A few-shot example teaches executable structure; webpage explanation steps may be coarser and are produced later by ExplanationBuilder.

5. Solidify The Passing Case

After the real DeepSeek test passes:

Convert the successful parsed StepIntent into internal/solver-fixtures/<problem_id>.executable-step-intents.json.
Ensure every executable step has a non-null recipe_hint that matches a recipe id or method id unless the code can uniquely resolve it by design.
Add recorded Strategy E2E and assert it does not call deterministic planner.
Generate the few-shot projection for the problem.
Run focused tests and full solver regression.

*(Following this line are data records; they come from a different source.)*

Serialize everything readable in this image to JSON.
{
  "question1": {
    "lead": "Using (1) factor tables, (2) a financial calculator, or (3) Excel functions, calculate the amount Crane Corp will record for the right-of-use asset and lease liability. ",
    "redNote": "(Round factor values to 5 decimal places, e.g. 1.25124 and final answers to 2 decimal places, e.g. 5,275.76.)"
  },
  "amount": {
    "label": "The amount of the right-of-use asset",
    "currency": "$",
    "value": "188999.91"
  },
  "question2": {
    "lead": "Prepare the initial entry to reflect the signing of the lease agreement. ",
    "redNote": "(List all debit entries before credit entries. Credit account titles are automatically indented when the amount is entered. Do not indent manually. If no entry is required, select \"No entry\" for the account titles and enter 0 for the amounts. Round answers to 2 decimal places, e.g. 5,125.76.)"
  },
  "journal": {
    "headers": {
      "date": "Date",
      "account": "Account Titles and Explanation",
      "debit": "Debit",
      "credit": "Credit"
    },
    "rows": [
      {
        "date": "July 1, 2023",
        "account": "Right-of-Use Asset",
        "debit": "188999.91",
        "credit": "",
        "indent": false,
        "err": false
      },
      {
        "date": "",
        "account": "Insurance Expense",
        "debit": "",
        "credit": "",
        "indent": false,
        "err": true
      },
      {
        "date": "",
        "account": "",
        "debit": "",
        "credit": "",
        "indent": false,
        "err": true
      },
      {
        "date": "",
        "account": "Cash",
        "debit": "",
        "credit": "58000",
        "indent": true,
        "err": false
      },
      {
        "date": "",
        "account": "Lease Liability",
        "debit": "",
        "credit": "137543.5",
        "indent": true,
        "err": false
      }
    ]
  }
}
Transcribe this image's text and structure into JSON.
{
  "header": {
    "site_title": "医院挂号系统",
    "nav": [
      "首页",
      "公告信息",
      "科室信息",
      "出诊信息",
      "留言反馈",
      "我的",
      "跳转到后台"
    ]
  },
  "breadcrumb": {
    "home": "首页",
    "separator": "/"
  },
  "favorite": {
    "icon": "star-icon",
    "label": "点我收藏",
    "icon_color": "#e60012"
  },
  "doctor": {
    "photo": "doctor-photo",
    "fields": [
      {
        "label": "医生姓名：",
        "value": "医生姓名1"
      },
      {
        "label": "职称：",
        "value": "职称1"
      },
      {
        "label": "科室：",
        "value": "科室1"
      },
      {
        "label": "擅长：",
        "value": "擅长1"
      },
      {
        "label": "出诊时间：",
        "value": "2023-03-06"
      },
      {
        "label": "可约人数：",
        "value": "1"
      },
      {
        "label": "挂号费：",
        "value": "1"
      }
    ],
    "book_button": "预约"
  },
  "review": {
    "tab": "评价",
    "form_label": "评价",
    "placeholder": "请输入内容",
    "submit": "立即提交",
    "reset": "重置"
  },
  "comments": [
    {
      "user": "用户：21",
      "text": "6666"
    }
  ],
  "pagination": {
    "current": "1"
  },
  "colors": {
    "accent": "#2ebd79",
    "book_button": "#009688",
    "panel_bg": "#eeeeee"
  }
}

6. Handoff To Lesson Page Generation

After the solver/runtime path is stable, use solver-to-lesson-page-onboarding for the student-facing page pipeline:

successful runtime artifacts
-> ExplanationSnapshot
-> LessonIR
-> VisualStepIR
-> interactions / animations
-> generated three JSON artifacts
-> compiled HTML

Keep webpage rendering requirements out of solver onboarding unless the page failure reveals a missing reusable runtime fact, method, recipe, binding, or planner insight. The solver skill answers “can the system solve the problem?”; the lesson-page skill answers “can the system teach, draw, animate, and compile the solved problem into a page?”

Commands

Recorded CLI smoke:

cd server && uv run python -m shuxueshuo_server.solver.solve_problem \
  --fixture ../internal/solver-fixtures/<problem_id>.json \
  --planner strategy --llm-provider recorded

Real DeepSeek:

cd server && RUN_LLM_INTEGRATION=1 RUN_DEEPSEEK_STRATEGY_PLANNER=1 \
  RUN_DEEPSEEK_<CASE>_STRATEGY_PLANNER=1 \
  uv run pytest tests/solver/test_deepseek_strategy_planner_<case>.py -q -s

Focused regression:

cd server && uv run pytest tests/solver/test_strategy_planner_phase1.py \
  tests/solver/test_strategy_planner_production.py \
  tests/solver/test_deepseek_strategy_planner_<case>.py -q

Full regression:

cd server && uv run pytest tests/solver -q
git diff --check

Guardrails

Do not keep both a solver fixture and a separate LLM ProblemIR as independent truth sources.
Do not store expected answers inside canonical ProblemIR.
Do not store derived conclusions in canonical ProblemIR, including computed coordinates for definitional points, simplified equations, final parameter values, or auxiliary construction points.
Do not use raw DeepSeek responses as permanent golden fixtures.
Do not add deterministic planners for new cases.
Do not let Strategy Planner output runtime paths, method input bindings, or ctx_N ids.
If a change helps only the current problem and cannot be described as reusable family/method/recipe behavior, stop and redesign the abstraction.